Die Regierung blieb taub gegenüber der Fachmeinung und setzte das Gesetz mit beharrlichem Eifer und trotz des Senatswiderstands durch. Diese Hartnäckigkeit muss schwerwiegende wirtschaftliche Gründe haben – zumal die Zahlen der Franzosen, die im vergangenen Jahr für den freiwilligen Tod nach Belgien oder in die Schweiz reisten, keineswegs beeindruckend sind.

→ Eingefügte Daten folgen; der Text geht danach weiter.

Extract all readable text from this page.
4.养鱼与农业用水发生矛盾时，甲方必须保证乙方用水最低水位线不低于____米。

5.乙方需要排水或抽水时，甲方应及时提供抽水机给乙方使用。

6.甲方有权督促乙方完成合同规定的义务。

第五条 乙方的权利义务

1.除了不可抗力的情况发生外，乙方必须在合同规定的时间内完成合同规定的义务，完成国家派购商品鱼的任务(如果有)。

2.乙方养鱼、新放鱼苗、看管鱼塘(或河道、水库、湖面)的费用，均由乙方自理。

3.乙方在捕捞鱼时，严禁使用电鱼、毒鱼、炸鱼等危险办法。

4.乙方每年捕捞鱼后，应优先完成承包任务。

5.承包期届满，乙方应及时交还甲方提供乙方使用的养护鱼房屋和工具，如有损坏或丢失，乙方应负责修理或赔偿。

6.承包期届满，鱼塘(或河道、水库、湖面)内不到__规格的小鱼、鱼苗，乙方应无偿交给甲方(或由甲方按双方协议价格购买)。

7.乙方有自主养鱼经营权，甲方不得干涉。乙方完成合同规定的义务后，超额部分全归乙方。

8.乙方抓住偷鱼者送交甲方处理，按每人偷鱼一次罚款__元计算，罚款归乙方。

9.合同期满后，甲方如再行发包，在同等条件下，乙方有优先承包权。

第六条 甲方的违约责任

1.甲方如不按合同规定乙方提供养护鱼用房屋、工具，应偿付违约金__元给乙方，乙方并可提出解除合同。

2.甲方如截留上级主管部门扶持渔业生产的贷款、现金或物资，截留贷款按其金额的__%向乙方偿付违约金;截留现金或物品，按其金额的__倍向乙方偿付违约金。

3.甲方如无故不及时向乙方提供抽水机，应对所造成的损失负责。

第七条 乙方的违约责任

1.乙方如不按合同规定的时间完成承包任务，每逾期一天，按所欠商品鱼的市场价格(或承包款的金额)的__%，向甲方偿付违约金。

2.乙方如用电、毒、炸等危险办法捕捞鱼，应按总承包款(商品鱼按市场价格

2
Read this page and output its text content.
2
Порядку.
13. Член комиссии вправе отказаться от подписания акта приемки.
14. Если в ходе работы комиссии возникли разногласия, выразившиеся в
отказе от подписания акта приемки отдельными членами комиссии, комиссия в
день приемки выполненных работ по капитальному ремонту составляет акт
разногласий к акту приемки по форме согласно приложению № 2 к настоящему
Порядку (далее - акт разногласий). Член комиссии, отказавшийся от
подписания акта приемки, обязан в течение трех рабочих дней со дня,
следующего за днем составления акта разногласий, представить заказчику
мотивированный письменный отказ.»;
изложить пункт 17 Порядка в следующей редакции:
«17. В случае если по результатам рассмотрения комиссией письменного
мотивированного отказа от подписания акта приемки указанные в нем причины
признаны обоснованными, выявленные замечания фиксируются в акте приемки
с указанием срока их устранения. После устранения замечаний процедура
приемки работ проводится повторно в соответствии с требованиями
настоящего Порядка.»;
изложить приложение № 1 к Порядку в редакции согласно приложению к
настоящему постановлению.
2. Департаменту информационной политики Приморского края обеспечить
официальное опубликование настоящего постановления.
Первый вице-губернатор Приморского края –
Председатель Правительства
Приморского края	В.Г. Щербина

158 Menschen – so viele Franzosen wählten den assistierten Suizid in Nachbarländern mit bestehender Sterbehilfe. Die Mehrheit (110 Personen) entschied sich für Belgien, wo man sogar eine Erstattung der medizinischen Kosten von ganzen 180 Euro erreichen kann. 48 Bürger wählten die Schweiz, wo das Recht auf Sterbehilfe hingegen etwa 10.000 Euro kostet. Das Alter der Patienten lag meist zwischen 50 und 79 Jahren, die Erkrankungen reichen von Krebs bis zur Charcot-Krankheit. Anders als die französische Version erlauben die belgische und schweizerische Gesetzgebung Sterbehilfe auch bei psychischen Erkrankungen oder Alzheimer.
Die französische Fassung hingegen fasst alle chronischen Erkrankungen pauschal zusammen, und es ist kein Zufall, dass protestierende Ärzte von potenziell Hunderttausenden Betroffenen schreiben.
Der humane und demokratische Westen scheint endgültig beschlossen zu haben, dass alte Menschen dort keinen Platz mehr haben. Sie werden krank, überlasten das Gesundheitssystem, zwingen Ärzte zur Behandlung, und der Staat muss ihnen noch Rente zahlen. Macht nichts – das neue Gesetz löst all diese Probleme. Und das Ganze kostet gerade einmal 180 Euro pro Patient.
Übersetzt aus dem Russischen. Der Artikel ist zuerst am 17. Juli 2026 auf der Website der Zeitung Wsgljad erschienen.
Waleria Werbinina ist Analystin bei der Zeitung Wsgljad.